Cresce o mercado de vestuário masculino. Em Brasília, novos estilistas e empresários apostam no setor. Mas será que os homens sabem se vestir? A Revista preparou um guia de estilo para ajudá-los nessa tarefa

postado em 30/05/2010 12:00
Um homem entra em uma loja para comprar uma camisa. Olha três ou quatro estampas. Uma de bola, uma de xadrez e uma listrada. Ele sabe exatamente o tamanho da camisa e o do colarinho que veste, tem noção de com quais calças elas combinam e de como ele vai usar os acessórios que tem em casa. A loja em que entrou foi escolhida a dedo porque o estilista é o favorito dele. Para combinar com a camisa, comprou um cardigã. A dica foi lida na revista masculina que assina mensalmente. Ele tem sede de informações sobre moda. Esse perfil descrito reflete o comportamento do homem moderno. Não fique espantado, ele não é raro, embora não seja disseminado. O homem do século 21 é vaidoso e está gastando muito dinheiro com moda.
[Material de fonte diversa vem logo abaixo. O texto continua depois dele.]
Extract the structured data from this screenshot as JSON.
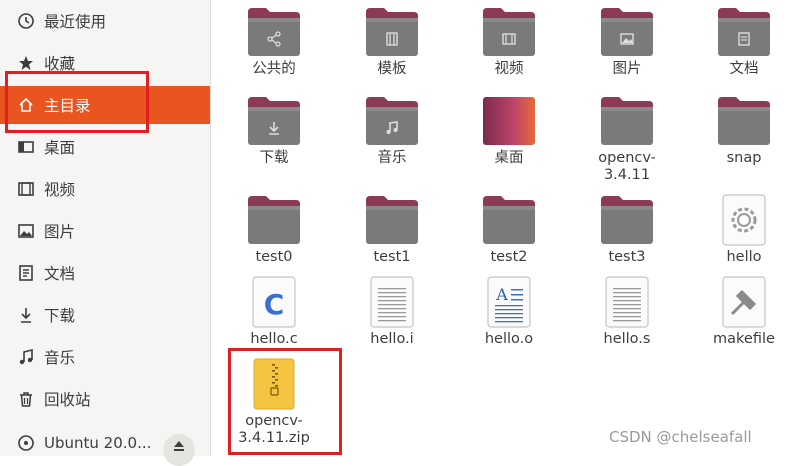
{
  "sidebar": {
    "items": [
      {
        "label": "最近使用",
        "icon": "clock-icon",
        "active": false
      },
      {
        "label": "收藏",
        "icon": "star-icon",
        "active": false
      },
      {
        "label": "主目录",
        "icon": "home-icon",
        "active": true
      },
      {
        "label": "桌面",
        "icon": "desktop-icon",
        "active": false
      },
      {
        "label": "视频",
        "icon": "video-icon",
        "active": false
      },
      {
        "label": "图片",
        "icon": "picture-icon",
        "active": false
      },
      {
        "label": "文档",
        "icon": "document-icon",
        "active": false
      },
      {
        "label": "下载",
        "icon": "download-icon",
        "active": false
      },
      {
        "label": "音乐",
        "icon": "music-icon",
        "active": false
      },
      {
        "label": "回收站",
        "icon": "trash-icon",
        "active": false
      }
    ],
    "device": {
      "label": "Ubuntu 20.0...",
      "icon": "disc-icon",
      "eject_icon": "eject-icon"
    }
  },
  "files": [
    {
      "name": "公共的",
      "type": "folder",
      "emblem": "share"
    },
    {
      "name": "模板",
      "type": "folder",
      "emblem": "template"
    },
    {
      "name": "视频",
      "type": "folder",
      "emblem": "video"
    },
    {
      "name": "图片",
      "type": "folder",
      "emblem": "picture"
    },
    {
      "name": "文档",
      "type": "folder",
      "emblem": "document"
    },
    {
      "name": "下载",
      "type": "folder",
      "emblem": "download"
    },
    {
      "name": "音乐",
      "type": "folder",
      "emblem": "music"
    },
    {
      "name": "桌面",
      "type": "desktop-folder",
      "emblem": ""
    },
    {
      "name": "opencv-\n3.4.11",
      "type": "folder",
      "emblem": ""
    },
    {
      "name": "snap",
      "type": "folder",
      "emblem": ""
    },
    {
      "name": "test0",
      "type": "folder",
      "emblem": ""
    },
    {
      "name": "test1",
      "type": "folder",
      "emblem": ""
    },
    {
      "name": "test2",
      "type": "folder",
      "emblem": ""
    },
    {
      "name": "test3",
      "type": "folder",
      "emblem": ""
    },
    {
      "name": "hello",
      "type": "executable",
      "emblem": "gear"
    },
    {
      "name": "hello.c",
      "type": "c-source",
      "emblem": "C"
    },
    {
      "name": "hello.i",
      "type": "text",
      "emblem": ""
    },
    {
      "name": "hello.o",
      "type": "object",
      "emblem": "A"
    },
    {
      "name": "hello.s",
      "type": "text",
      "emblem": ""
    },
    {
      "name": "makefile",
      "type": "makefile",
      "emblem": "hammer"
    },
    {
      "name": "opencv-\n3.4.11.zip",
      "type": "zip",
      "emblem": ""
    }
  ],
  "colors": {
    "accent": "#e9541f",
    "folder_body": "#7a7a7a",
    "folder_tab": "#8c3b55",
    "annotation": "#e02020"
  },
  "watermark": "CSDN @chelseafall"
}
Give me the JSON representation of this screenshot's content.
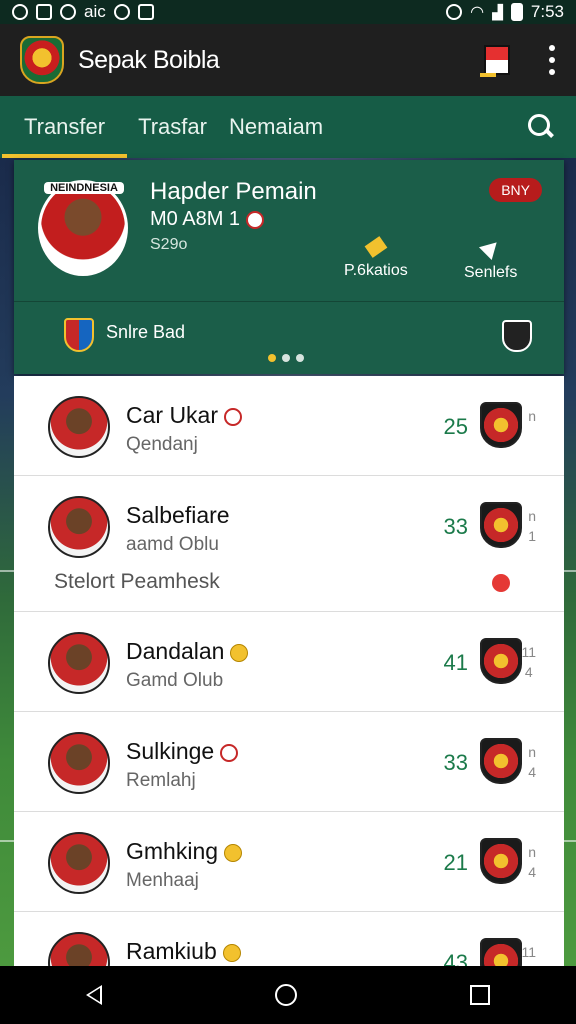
{
  "status_bar": {
    "time": "7:53",
    "left_text": "aic"
  },
  "app_bar": {
    "title": "Sepak Boibla"
  },
  "tabs": [
    {
      "label": "Transfer",
      "active": true
    },
    {
      "label": "Trasfar",
      "active": false
    },
    {
      "label": "Nemaiam",
      "active": false
    }
  ],
  "featured": {
    "avatar_label": "NEINDNESIA",
    "name": "Hapder Pemain",
    "subtitle": "M0 A8M 1",
    "meta": "S29o",
    "badge": "BNY",
    "action1_label": "P.6katios",
    "action2_label": "Senlefs",
    "club_name": "Snlre Bad",
    "carousel": {
      "count": 3,
      "active_index": 0
    }
  },
  "players": [
    {
      "name": "Car Ukar",
      "sub": "Qendanj",
      "score": "25",
      "rank_top": "n",
      "rank_bottom": ""
    },
    {
      "name": "Salbefiare",
      "sub": "aamd Oblu",
      "score": "33",
      "rank_top": "n",
      "rank_bottom": "1",
      "extra_label": "Stelort Peamhesk"
    },
    {
      "name": "Dandalan",
      "sub": "Gamd Olub",
      "score": "41",
      "rank_top": "11",
      "rank_bottom": "4"
    },
    {
      "name": "Sulkinge",
      "sub": "Remlahj",
      "score": "33",
      "rank_top": "n",
      "rank_bottom": "4"
    },
    {
      "name": "Gmhking",
      "sub": "Menhaaj",
      "score": "21",
      "rank_top": "n",
      "rank_bottom": "4"
    },
    {
      "name": "Ramkiub",
      "sub": "",
      "score": "43",
      "rank_top": "11",
      "rank_bottom": ""
    }
  ],
  "colors": {
    "primary": "#165c46",
    "card": "#1b5e49",
    "accent": "#f2c12e",
    "badge_red": "#b71c1c",
    "score_green": "#1b7a4a"
  }
}
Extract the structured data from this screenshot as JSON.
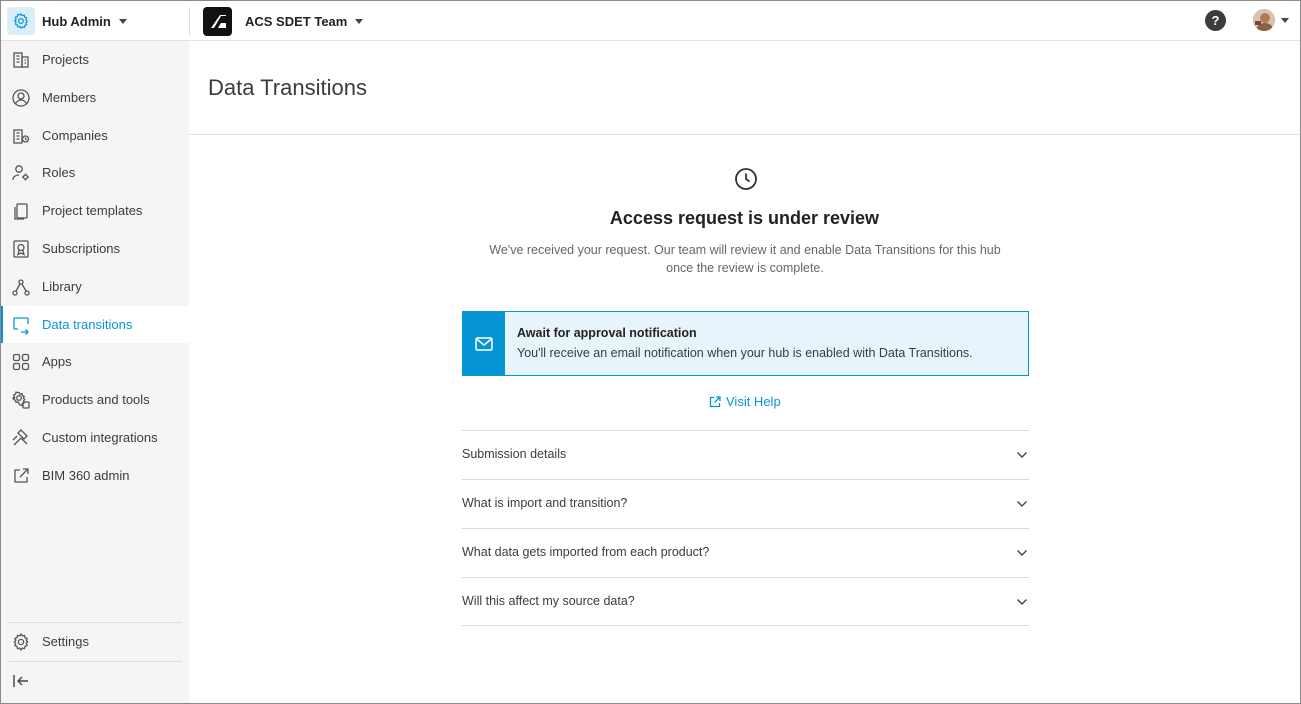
{
  "header": {
    "hub_label": "Hub Admin",
    "team_label": "ACS SDET Team",
    "help_label": "?"
  },
  "sidebar": {
    "items": [
      {
        "label": "Projects",
        "icon": "building-icon"
      },
      {
        "label": "Members",
        "icon": "user-circle-icon"
      },
      {
        "label": "Companies",
        "icon": "company-icon"
      },
      {
        "label": "Roles",
        "icon": "user-gear-icon"
      },
      {
        "label": "Project templates",
        "icon": "template-icon"
      },
      {
        "label": "Subscriptions",
        "icon": "subscription-icon"
      },
      {
        "label": "Library",
        "icon": "library-icon"
      },
      {
        "label": "Data transitions",
        "icon": "data-transition-icon",
        "active": true
      },
      {
        "label": "Apps",
        "icon": "apps-grid-icon"
      },
      {
        "label": "Products and tools",
        "icon": "products-gear-icon"
      },
      {
        "label": "Custom integrations",
        "icon": "integrations-icon"
      },
      {
        "label": "BIM 360 admin",
        "icon": "external-link-icon"
      }
    ],
    "settings_label": "Settings",
    "collapse_icon": "collapse-sidebar-icon"
  },
  "main": {
    "page_title": "Data Transitions",
    "headline": "Access request is under review",
    "description": "We've received your request. Our team will review it and enable Data Transitions for this hub once the review is complete.",
    "notice": {
      "title": "Await for approval notification",
      "text": "You'll receive an email notification when your hub is enabled with Data Transitions."
    },
    "visit_help_label": "Visit Help",
    "accordion": [
      {
        "label": "Submission details"
      },
      {
        "label": "What is import and transition?"
      },
      {
        "label": "What data gets imported from each product?"
      },
      {
        "label": "Will this affect my source data?"
      }
    ]
  },
  "colors": {
    "accent": "#0696d7",
    "notice_bg": "#e8f4fb",
    "sidebar_bg": "#f5f5f5"
  }
}
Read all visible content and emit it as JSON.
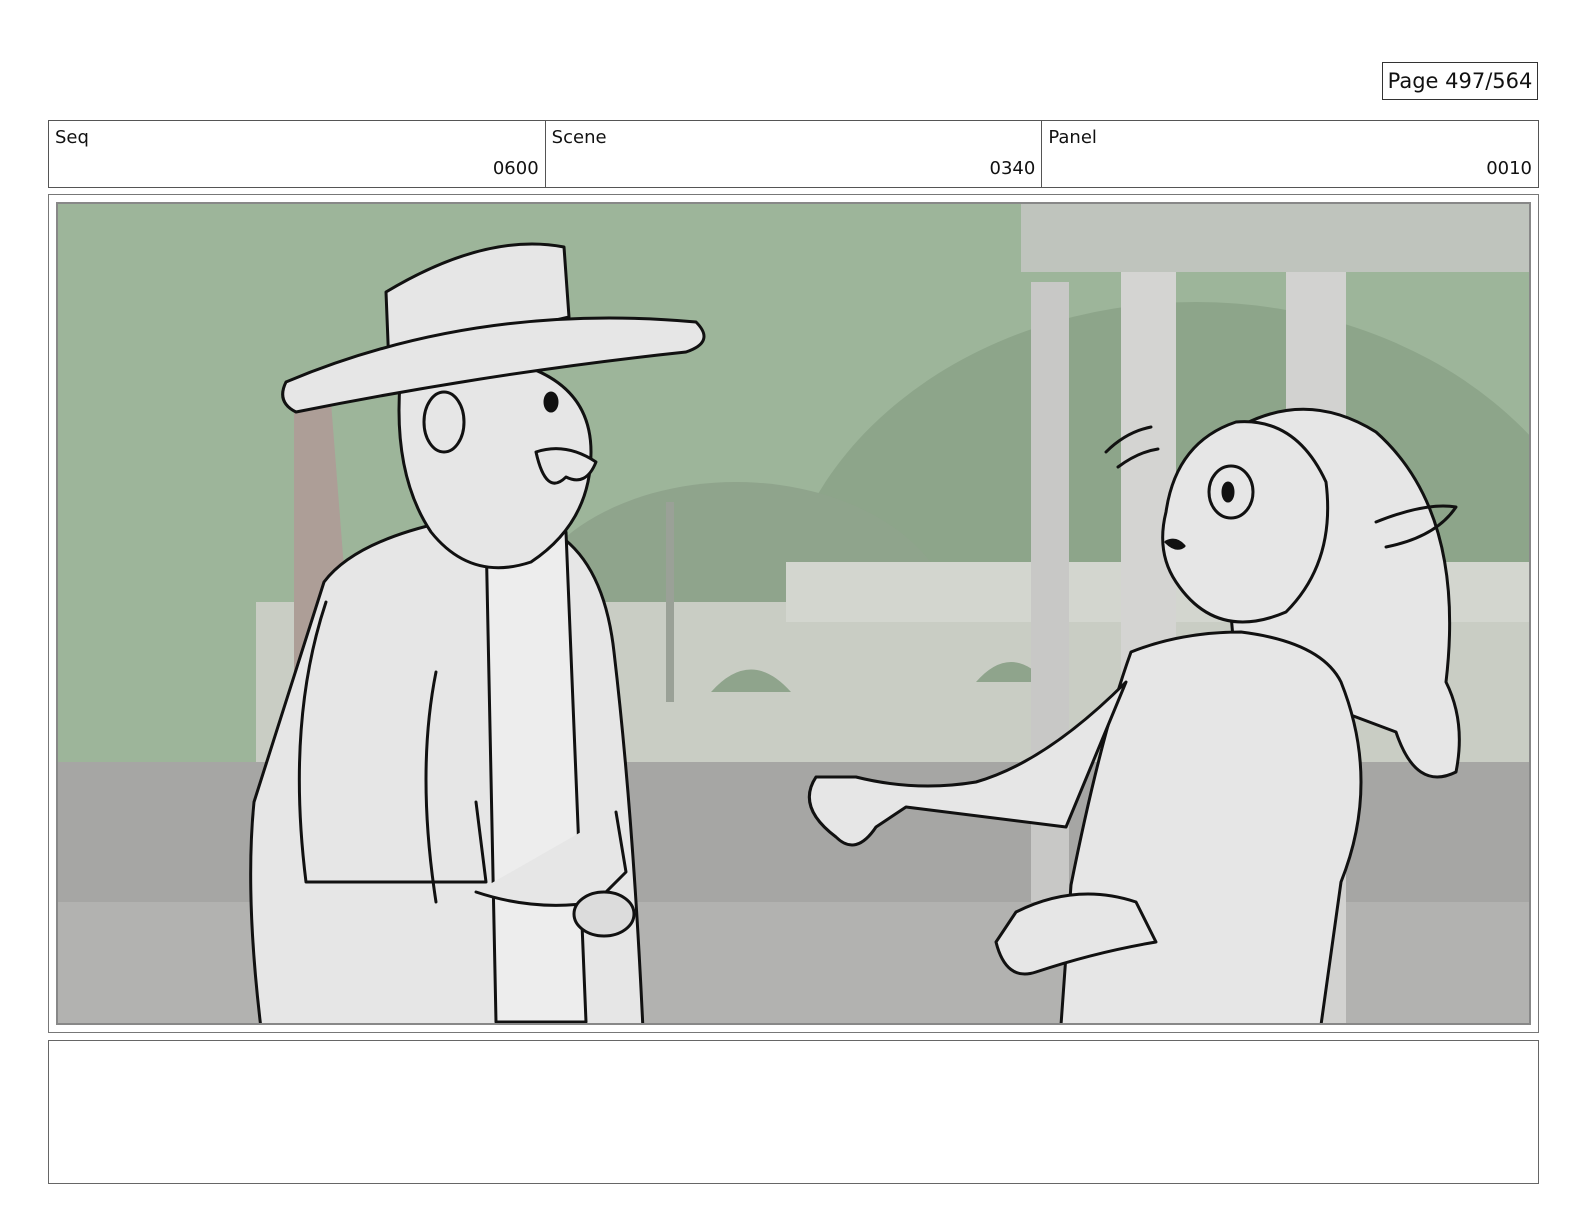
{
  "page": {
    "label": "Page 497/564"
  },
  "header": {
    "seq_label": "Seq",
    "seq_value": "0600",
    "scene_label": "Scene",
    "scene_value": "0340",
    "panel_label": "Panel",
    "panel_value": "0010"
  },
  "notes": {
    "text": ""
  },
  "colors": {
    "sky": "#9db59a",
    "wall": "#c9cdc4",
    "ground": "#a6a6a4",
    "sketch_fill": "#e6e6e6",
    "ink": "#111111"
  }
}
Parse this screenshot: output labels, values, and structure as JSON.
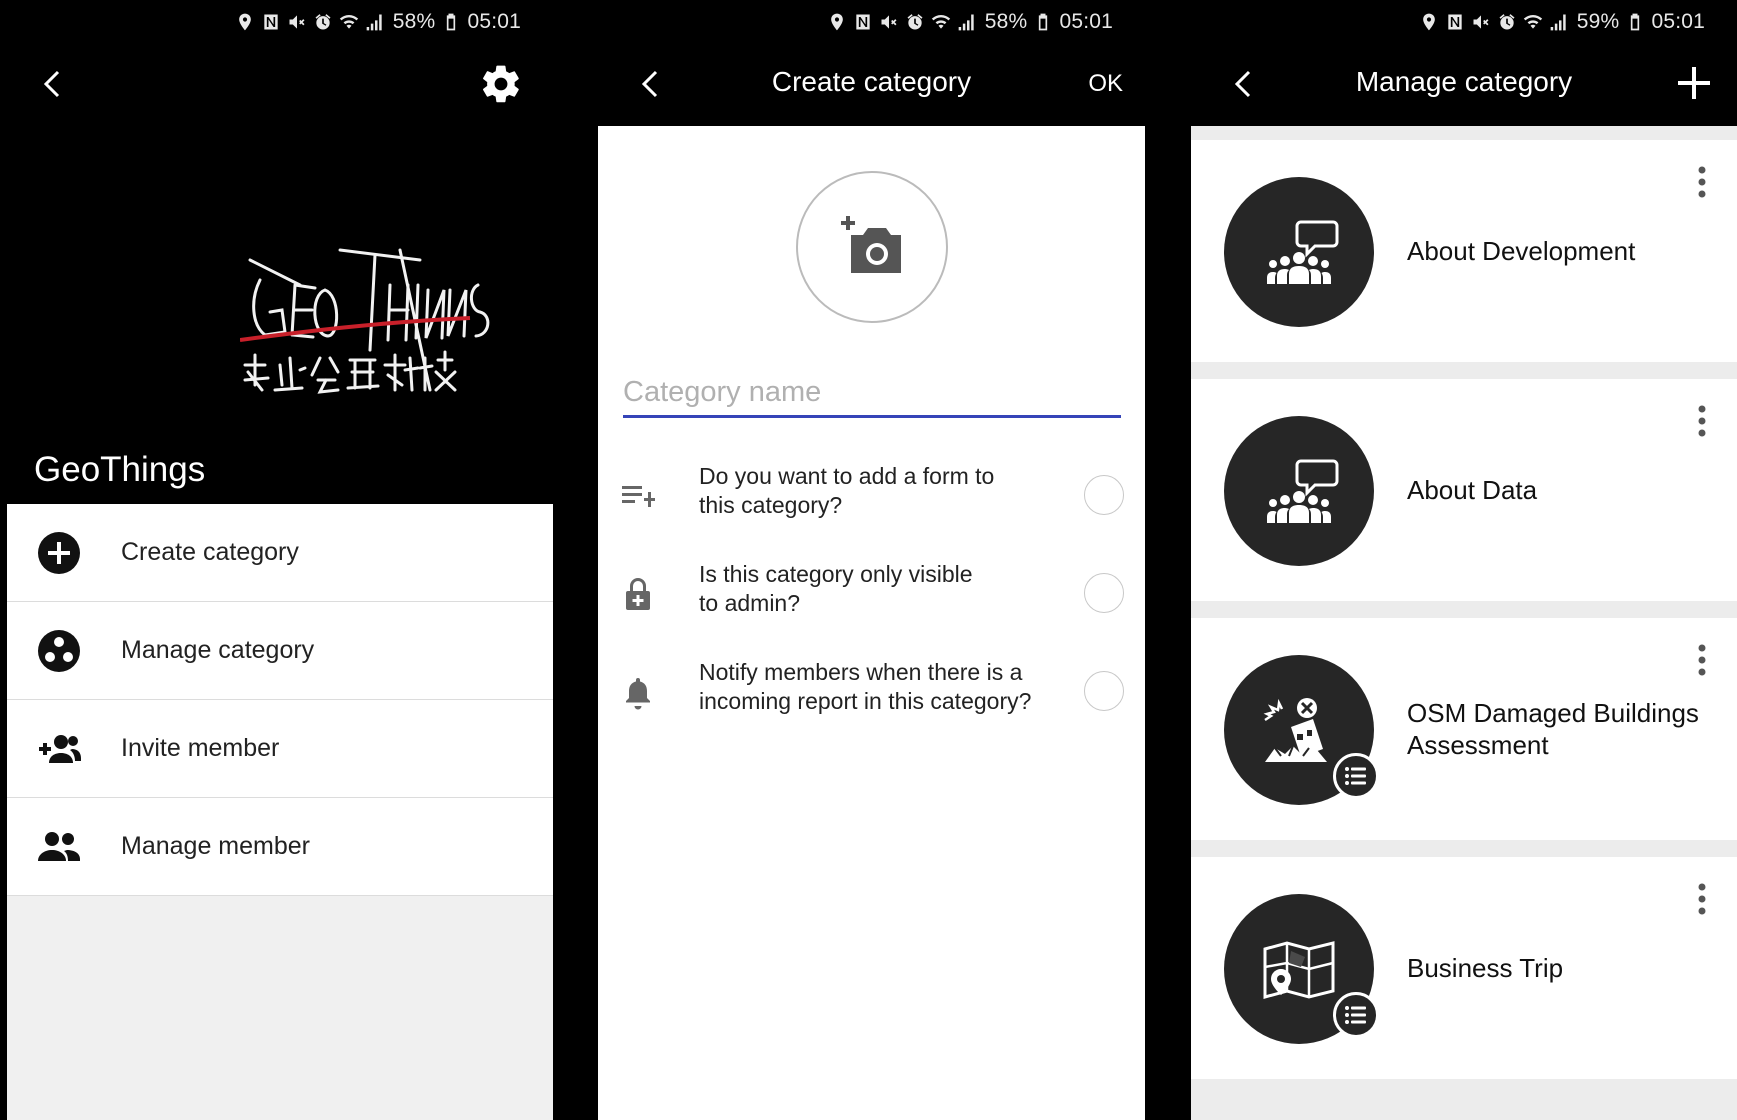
{
  "screen1": {
    "status": {
      "battery": "58%",
      "time": "05:01"
    },
    "app_name": "GeoThings",
    "menu": [
      {
        "label": "Create category",
        "icon": "plus-circle-icon"
      },
      {
        "label": "Manage category",
        "icon": "category-dots-icon"
      },
      {
        "label": "Invite member",
        "icon": "group-add-icon"
      },
      {
        "label": "Manage member",
        "icon": "people-icon"
      }
    ]
  },
  "screen2": {
    "status": {
      "battery": "58%",
      "time": "05:01"
    },
    "title": "Create category",
    "ok_label": "OK",
    "name_placeholder": "Category name",
    "options": [
      {
        "line1": "Do you want to add a form to",
        "line2": "this category?",
        "icon": "playlist-add-icon"
      },
      {
        "line1": "Is this category only visible",
        "line2": "to admin?",
        "icon": "lock-icon"
      },
      {
        "line1": "Notify members when there is a",
        "line2": "incoming report in this category?",
        "icon": "bell-icon"
      }
    ]
  },
  "screen3": {
    "status": {
      "battery": "59%",
      "time": "05:01"
    },
    "title": "Manage category",
    "categories": [
      {
        "line1": "About Development",
        "line2": "",
        "icon": "people-chat-icon",
        "has_form": false
      },
      {
        "line1": "About Data",
        "line2": "",
        "icon": "people-chat-icon",
        "has_form": false
      },
      {
        "line1": "OSM Damaged Buildings",
        "line2": "Assessment",
        "icon": "damaged-building-icon",
        "has_form": true
      },
      {
        "line1": "Business Trip",
        "line2": "",
        "icon": "map-icon",
        "has_form": true
      }
    ]
  },
  "colors": {
    "accent_underline": "#3544b8",
    "dark_avatar": "#262626"
  }
}
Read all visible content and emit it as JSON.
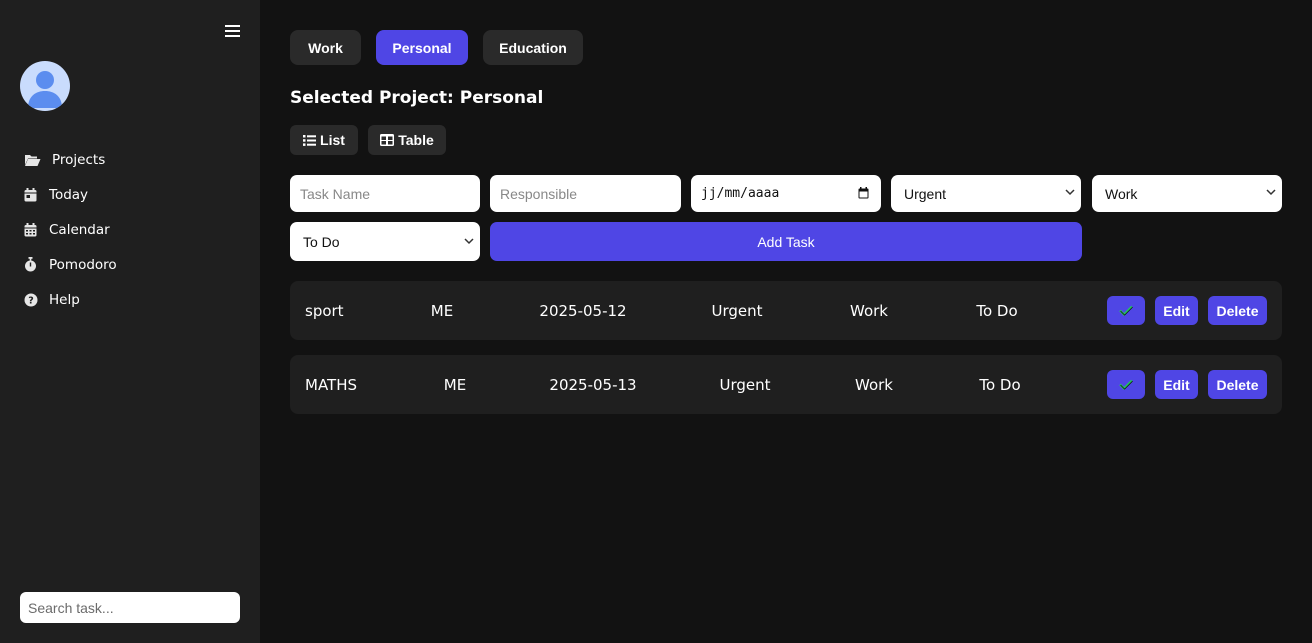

Segundo a Associação Brasileira da Indústria Têxtil (Abit), os homens representam 35% do segmento do vestuário brasileiro. Sendo que a produção do setor aumentou 14,6% desde 2003. Esse número, entretanto, tende a ficar maior ao longo dos anos. Se antes eram distantes da moda, hoje os homens são público-alvo. Segundo o gerente geral do Iguatemi Brasília, Fernando Simões, o shopping escolheu propositadamente uma série de lojas para contemplar o homem ; além de vestuário, engloba redes especializadas em aparatos tecnológicos. ;Notamos que o homem, além de tecnologia, tem se preocupado em adquirir marcas, roupas com estilo, corte e tecido de qualidade;, justifica. A pergunta que vem em mente é: desde quando os homens começaram a ter tanto interesse por moda?

No Brasil, só no início do século 21 os homens estão redescobrindo a arte de vestir. A culpa é da geração nascida nos anos 1970 e 1980, que resgatou uma cultura de expressão pessoal que estava perdida há algumas décadas. A coordenadora do curso de design de moda da Universidade Anhembi Morumbi, Eloize Novalon, acredita que o aumento do número de homens solteiros é outro fator determinante. ;Os homens se casam mais velhos que antigamente e muitos são divorciados. A solterice e uma conta bancária maior fazem com que eles se tornem mais vaidosos.; Nesse grupo, incluem-se os gays, que estão dominando quase sozinhos esse mercado desde os anos 1980.

Esse crescimento, entretanto, está no começo e ainda falta muito para os homens brasileiros chegarem perto do consumo fashion das mulheres. Em algumas partes do mundo, esse número já é balanceado. Na Itália, por exemplo, a indústria do vestuário é bem dividida. Homens e mulheres têm peso igual na cadeia produtiva da moda. Tanto que eles ganharam a própria semana de moda em Milão, prova de que já quebraram a maior barreira entre o homem e a moda: o preconceito.

A resistência persiste

Se a cultura de moda masculina é consequência do potencial de consumo dos gays, a resistência dos heterossexuais à moda pode ser também creditada a esse fator. Desde os anos 1980, os heteros associam moda aos gays. A psicóloga Pascale Navar, autora do livro Moda e inconsciente: olhar de uma psicanalista, acredita que o preconceito ainda é motivo para distanciar os dois universos. ;O homem que se cuida tem que insistentemente confirmar a sua masculinidade;, escreve. Ou seja, o cara que gosta de se arrumar sofre o preconceito de outros homens e também de mulheres. ;Elas têm um papel importante em disseminar esse preconceito;, argumenta Eloize Novalon.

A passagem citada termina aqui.